Crystal Clear: Twin Bay Glass sees growth under new ownership

Nathan Brown joined Twin Bay Glass shortly after graduating from Northwestern Michigan University in 1999. Twenty years later, he owns the company, which specializes in shower doors, car windshields,  and residential and commercial windows.

Brown and his wife, Kerri, purchased Twin Bay Glass from original owners Mark Bowie and Dick Corey in January 2018. With one year under their belts, business continues its upward growth as Brown looks to the future.

The 2018 sale marked a generational transition that Brown looks forward to continuing.

“Mark and Dick owned the company for so long,” Brown said. “Now, it will continue for another generation … and, we have two children. Maybe they will take over for the next generation.”

Bowie and Corey opened Twin Bay Auto Glass in Traverse City on April 1, 1980. The company quickly expanded beyond automotive to include residential, commercial and specialty glass services. The name was changed to Twin Bay Glass in 1985 to reflect its full-service operations.

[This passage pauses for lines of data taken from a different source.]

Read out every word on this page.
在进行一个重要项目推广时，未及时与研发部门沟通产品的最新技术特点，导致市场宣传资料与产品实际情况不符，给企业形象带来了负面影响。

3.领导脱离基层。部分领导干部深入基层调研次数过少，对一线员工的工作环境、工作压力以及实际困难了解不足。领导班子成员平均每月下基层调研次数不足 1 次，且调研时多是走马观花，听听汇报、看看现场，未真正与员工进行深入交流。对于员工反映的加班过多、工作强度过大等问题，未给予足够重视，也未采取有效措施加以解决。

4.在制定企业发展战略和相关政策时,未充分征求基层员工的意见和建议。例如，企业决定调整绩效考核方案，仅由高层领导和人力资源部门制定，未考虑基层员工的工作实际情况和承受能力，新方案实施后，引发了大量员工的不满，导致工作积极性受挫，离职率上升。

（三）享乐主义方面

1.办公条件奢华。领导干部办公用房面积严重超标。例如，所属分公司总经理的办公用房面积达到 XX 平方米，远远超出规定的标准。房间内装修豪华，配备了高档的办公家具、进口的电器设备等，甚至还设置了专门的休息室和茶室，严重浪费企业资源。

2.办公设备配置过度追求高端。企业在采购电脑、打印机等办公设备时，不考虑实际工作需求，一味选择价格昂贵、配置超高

Brown and his staff take pride in Twin Bay’s long history, commitment to quality and in being northern Michigan’s only full-service glass operation.

“During my time here, business has continued to grow,” said long-time general manager Bonnie Lautner. “I attribute it to our exceptional service. We always stand behind our products and workmanship.”

More than half of Twin Bay’s employees have worked at its 8th Street location for more than 19 years, she said. “[T]hey take great pride in their work,” she said. “It shows in the referral rate we see.”

Brown said customer loyalty and relationships have contributed to Twin Bay’s longevity. “Some of our customers have been with us for all 39 years,” he said. “We are unique …. and very well diversified.”

The company operates as three businesses under one umbrella. Service lines and staff are divided between residential, automotive and commercial in addition to walk-in services. The divisions allow deeper specialization, consistent quality and comprehensive services, said Brown. Each of the glaziers works in only one service area (residential, automotive, commercial) with ongoing technical training to stay current.

Twin Bay’s 12-member team includes the two owners, two front desk staff and eight glaziers, who juggle up to 100 jobs at a time. Brown anticipates bringing in two to three additional glaziers by summer.

Brown predicts steady, continued growth moving forward with increased capacity arising through innovation, training and technology versus acquisition or new service lines.

“We feel that [the business] is already wrapped around our three divisions and our full-service glass operation,” he said. “Instead, we are looking at modernizing equipment and using technology to work more efficiently … and to grow in that direction instead.”

Training is a focus at the company, Brown said. “It is an industry that is always changing and getting more technical,” he said.

Growth will be impacted by seasoned staff and a pipeline of new glaziers. Future productivity will be driven by the number and quality of staff.

“An advantage we have is that many [on the team] have 20 years [of] experience,” Brown said. “We also have a nice group of younger glaziers who are coming up.”

“It takes a big team,” he added. “We’re a big, well-oiled machine … and all work well together.”

In addition to its glass operations, Twin Bay Glass is known for its message-bearing sign in front of its store just east of Boardman Avenue. The large sign displays new words of wisdom and humor each week, carrying on a tradition begun decades earlier by Bowie and Corey.

“I have been amazed at the attention our sign brings,” Lautner said. “There have been so many sayings over the years that really make you think and reflect.”

One particular message had an especially meaningful impact, she said.

“One time we posted, ‘Call your mother,’” she said. “We got a call from a woman who said she had not spoken with her mother in over 10 years. The sign prompted her to call and re-connect with her mom. “That was powerful.”